Federal prosecutors immediately moved to have Lula’s candidacy expunged. Brazil’s “clean slate” law, which was signed by Lula himself in 2010, bars from public office anyone whose conviction of a crime has been upheld by a higher court. The former president was condemned in a corruption and money laundering case relating to a beachfront apartment last year, and his sentence was increased by a three-judge appeals court in January.

The legitimacy of his candidacy will now be decided by Brazil’s electoral court, and the Workers’ Party leadership are threatening not to recognise the contest if Lula cannot participate in it.


"An election without the participation of the Workers' Party does not have legitimacy," party president Gleisi Hoffmann told foreign journalists this week. She insisted the party had no backup plan even though it is widely believed that in the likely event that Lula is barred, his running mate, former São Paulo mayor Fernando Haddad, will replace him.

Lula leads all polls in which his name is included, with about 30 per cent of the vote. If no candidate receives more than 50 per cent in the first round of voting on October 6th, a run-off will be held three weeks later. As the former mayor of a wealthy city in Brazil’s southeast, Haddad is little known in the north and northeast of the country, where Lula’s support is strongest.

Uncertain times

The uncertainty surrounding Lula and the lack of a clear frontrunner from among the other 12 candidates means the race is the most difficult to call in decades, according to analysts. "Not since 1989 and the first election following re-democratisation has there been this much uncertainty, and we are now just 50 days out from the first round," says political scientist André Pereira Cesár.

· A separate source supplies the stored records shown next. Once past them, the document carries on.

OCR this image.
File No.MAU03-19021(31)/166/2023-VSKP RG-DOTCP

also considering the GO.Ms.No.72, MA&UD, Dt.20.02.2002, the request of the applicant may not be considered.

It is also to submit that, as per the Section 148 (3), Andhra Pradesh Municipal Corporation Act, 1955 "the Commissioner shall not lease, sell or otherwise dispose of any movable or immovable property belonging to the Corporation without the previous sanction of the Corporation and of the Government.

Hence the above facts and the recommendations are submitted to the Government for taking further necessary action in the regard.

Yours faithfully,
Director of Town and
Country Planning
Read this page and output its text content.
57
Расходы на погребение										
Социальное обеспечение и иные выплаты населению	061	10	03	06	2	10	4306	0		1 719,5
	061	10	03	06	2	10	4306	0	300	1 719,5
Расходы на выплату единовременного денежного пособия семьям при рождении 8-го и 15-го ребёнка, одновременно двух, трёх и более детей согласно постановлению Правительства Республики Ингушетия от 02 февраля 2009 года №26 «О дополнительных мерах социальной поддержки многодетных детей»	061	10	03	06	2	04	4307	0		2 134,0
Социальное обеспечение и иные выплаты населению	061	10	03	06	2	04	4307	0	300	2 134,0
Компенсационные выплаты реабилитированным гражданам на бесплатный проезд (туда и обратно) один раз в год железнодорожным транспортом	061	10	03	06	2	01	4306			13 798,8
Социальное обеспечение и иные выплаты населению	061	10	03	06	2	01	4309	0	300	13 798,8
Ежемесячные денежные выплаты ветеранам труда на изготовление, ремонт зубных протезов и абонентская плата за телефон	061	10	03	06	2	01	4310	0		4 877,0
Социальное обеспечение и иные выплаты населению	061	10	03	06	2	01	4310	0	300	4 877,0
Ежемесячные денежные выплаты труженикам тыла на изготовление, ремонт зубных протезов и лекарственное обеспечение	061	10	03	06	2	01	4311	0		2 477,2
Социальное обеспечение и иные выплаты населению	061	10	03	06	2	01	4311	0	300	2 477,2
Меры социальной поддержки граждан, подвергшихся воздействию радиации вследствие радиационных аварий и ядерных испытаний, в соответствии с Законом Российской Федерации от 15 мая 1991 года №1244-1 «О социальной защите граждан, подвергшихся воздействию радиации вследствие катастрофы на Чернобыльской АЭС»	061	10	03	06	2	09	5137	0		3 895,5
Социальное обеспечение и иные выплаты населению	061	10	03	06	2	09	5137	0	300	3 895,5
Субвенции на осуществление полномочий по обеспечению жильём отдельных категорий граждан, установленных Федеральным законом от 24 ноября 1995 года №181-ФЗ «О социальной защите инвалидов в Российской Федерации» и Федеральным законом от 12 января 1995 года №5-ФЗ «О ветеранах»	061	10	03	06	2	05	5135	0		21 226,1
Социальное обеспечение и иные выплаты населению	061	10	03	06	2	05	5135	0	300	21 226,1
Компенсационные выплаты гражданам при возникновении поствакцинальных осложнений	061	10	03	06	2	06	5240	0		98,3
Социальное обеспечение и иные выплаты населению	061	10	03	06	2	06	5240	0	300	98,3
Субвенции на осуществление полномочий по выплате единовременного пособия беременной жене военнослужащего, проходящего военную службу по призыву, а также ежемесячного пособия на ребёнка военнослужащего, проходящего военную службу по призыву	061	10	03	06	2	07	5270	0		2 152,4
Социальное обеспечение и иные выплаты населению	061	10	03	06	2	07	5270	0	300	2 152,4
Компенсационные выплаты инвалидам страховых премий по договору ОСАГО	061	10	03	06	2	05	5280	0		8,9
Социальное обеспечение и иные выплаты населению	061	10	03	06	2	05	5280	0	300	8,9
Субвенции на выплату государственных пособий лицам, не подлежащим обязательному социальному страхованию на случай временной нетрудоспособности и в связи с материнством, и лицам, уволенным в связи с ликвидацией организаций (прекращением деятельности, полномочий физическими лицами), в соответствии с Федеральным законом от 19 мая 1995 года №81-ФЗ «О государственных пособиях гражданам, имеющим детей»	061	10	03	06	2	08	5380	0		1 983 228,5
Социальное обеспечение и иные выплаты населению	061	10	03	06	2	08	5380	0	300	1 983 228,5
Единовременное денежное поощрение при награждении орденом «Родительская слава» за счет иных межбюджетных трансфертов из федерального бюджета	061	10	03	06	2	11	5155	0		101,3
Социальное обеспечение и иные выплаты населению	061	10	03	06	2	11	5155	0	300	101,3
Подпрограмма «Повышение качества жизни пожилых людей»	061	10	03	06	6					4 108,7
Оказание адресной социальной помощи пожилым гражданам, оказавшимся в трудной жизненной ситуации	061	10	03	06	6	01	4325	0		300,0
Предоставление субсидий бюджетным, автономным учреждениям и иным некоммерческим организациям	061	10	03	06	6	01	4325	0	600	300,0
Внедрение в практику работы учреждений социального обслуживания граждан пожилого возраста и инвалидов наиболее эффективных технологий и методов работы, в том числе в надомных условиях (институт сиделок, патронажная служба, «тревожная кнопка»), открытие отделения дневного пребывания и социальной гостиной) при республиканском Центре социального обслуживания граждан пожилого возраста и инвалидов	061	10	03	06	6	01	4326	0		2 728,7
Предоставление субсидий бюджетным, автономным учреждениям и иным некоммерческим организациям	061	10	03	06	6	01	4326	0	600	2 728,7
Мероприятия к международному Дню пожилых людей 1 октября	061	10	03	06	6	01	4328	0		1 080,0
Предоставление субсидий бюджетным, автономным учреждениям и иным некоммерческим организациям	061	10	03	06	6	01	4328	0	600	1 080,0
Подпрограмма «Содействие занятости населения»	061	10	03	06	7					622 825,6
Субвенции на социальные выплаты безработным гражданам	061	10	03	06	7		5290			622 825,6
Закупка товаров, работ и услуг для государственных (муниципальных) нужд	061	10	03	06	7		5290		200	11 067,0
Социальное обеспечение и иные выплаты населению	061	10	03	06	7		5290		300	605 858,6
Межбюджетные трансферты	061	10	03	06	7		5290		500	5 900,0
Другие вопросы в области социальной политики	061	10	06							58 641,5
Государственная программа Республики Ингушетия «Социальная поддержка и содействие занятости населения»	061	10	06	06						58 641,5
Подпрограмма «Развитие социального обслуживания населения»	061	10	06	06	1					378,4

Lula is not the only candidate whose campaign risks being undermined by corruption problems. On the day registration closed, social democrat Geraldo Alckmin was being deposed by federal prosecutors as part of their investigation into accusations he took kickbacks from the Odebrecht construction conglomerate that were recycled into illegal campaign finances. He denies any wrongdoing.

Alckmin, the former governor of São Paulo state, enters the campaign with the broadest coalition of parties, which means he will dominate the free slots on television and radio that were crucial in helping to decide previous presidential election campaigns. But though he is the candidate with most support among Brazil’s political and financial establishment, his chances are seen as being hampered by his notoriously dull personality and fears that he might face further allegations of wrongdoing during the campaign.

This month has already seen mini sell-offs in São Paulo’s financial markets sparked by rumours circulating that Alckmin will be named by executives negotiating plea-bargain deals, with prosecutors investigating corruption in the São Paulo state highways operator.

Far-right candidate

Another contender who saw the formal start of his campaign marred by accusations of wrongdoing was the former military officer Jair Bolsonaro, the far-right candidate who is running on an anti-political platform bathed in nostalgia for the country's last military dictatorship.

He emerged from the obscure fringes of the political spectrum to become the most popular candidate after Lula, according to polls, partly thanks to his ferocious attacks on the corruption of the political class. But this week he was caught off guard by the revelation that the woman who helps look after his dogs at his summer house in his home state of Rio de Janeiro has been registered as one of his parliamentary staff since 2003, despite no evidence she ever did any official work for him.

Bolsonaro denied that Walderice Santos da Conceição was a “ghost worker” but was unable to provide any evidence that would justify her salary. Local media discovered Santos da Conceição in fact runs a small store in the town of Mambucaba in Rio state. After the case came to light, Bolsonaro said she had left his staff.

Bolsonaro, notorious for his racist, misogynistic and homophobic statements, lacks alliances traditionally seen as crucial for securing longer television slots and building ground campaigns in key states. But he is betting that his team’s skilful use of social media will compensate for his negligible television time.

Though he leads polls when the name of Lula is excluded with about 23 per cent, he suffers from high rejection rates, with 57 per cent saying they would never vote for him “under any circumstances”.

Much of Bolsonaro’s appeal is based on a harsh law-and-order platform aimed at voters furious at the inability of politicians to tackle Brazil’s chronic insecurity. Last year the country registered almost 64,000 homicides, a new record partially the result of violent turf wars being fought by increasingly powerful criminal gangs seeking to spread their influence across the country.